La logique populiste est également portée par une autre liste, celle de Philippe Fasquel (issu de Greenpeace) « Faisons Cause commune », à forte coloration « jaune« . Cette liste revendique être « non-partisane », « ni de droite, ni de gauche », « ouverte à tous », « citoyenne », etc… c’est-à-dire populiste en diable et profondément apolitique, malgré les grandes tirades sur leur attachement à une « éthique ». Leur modèle : les Gilets jaunes, le mouvement #MeToo, les marches pour le climat… bref, tout ce qui rassemble du monde pour protester sans s’organiser et sans réellement proposer quoi que ce soit. Cette liste s’adresse d’ailleurs à des individus, « quel que soit leur parcours », dans l’objectif de ratisser large, tout en prétendant incarner un mouvement de fond qui serait sur le point de fondre sur le pays pour le régénérer.

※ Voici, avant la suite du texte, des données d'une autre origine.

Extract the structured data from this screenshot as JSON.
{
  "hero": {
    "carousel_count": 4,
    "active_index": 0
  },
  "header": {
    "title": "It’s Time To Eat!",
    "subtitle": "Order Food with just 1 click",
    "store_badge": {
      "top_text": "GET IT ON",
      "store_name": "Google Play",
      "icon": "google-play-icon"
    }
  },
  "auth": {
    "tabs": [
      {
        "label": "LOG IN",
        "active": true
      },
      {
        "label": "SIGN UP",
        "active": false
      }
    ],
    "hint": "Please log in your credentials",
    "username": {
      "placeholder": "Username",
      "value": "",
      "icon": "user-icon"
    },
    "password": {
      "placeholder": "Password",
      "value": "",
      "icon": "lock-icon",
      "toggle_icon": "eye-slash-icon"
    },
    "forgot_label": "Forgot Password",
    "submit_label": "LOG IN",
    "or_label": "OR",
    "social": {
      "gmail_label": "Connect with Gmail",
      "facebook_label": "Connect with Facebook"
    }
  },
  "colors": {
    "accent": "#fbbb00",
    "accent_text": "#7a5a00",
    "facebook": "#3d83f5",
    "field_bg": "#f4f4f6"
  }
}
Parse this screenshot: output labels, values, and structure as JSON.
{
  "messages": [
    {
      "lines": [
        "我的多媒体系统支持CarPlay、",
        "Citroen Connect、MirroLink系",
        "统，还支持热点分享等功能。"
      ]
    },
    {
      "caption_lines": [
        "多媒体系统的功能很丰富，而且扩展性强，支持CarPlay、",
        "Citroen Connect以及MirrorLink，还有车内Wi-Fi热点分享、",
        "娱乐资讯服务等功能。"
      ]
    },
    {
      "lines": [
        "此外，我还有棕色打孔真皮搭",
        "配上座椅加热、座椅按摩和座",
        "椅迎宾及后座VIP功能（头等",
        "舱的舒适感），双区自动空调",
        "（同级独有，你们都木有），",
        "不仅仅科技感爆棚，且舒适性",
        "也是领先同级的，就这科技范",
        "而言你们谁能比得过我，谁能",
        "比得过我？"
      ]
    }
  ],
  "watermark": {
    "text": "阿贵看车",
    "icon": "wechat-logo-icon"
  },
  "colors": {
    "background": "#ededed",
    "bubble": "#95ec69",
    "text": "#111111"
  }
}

A droite, deux candidats s’opposent : Eric Faidy, désigné par LREM, et soutenu par Agir, le Mouvement radical, l’UDI 63 et 1.000 % Citoyens, porte la liste « Ensemble transformons Clermont-Ferrand » ; Jean-Pierre Brenas, LR, et sa liste « Révéler Clermont » soutenue par le Parti chrétien-démocrate, Objectif France, Libres ! et… le MoDem de Michel Fanget, initialement candidat autonome mais lâché par ses troupes, lui préférant Eric Faidy.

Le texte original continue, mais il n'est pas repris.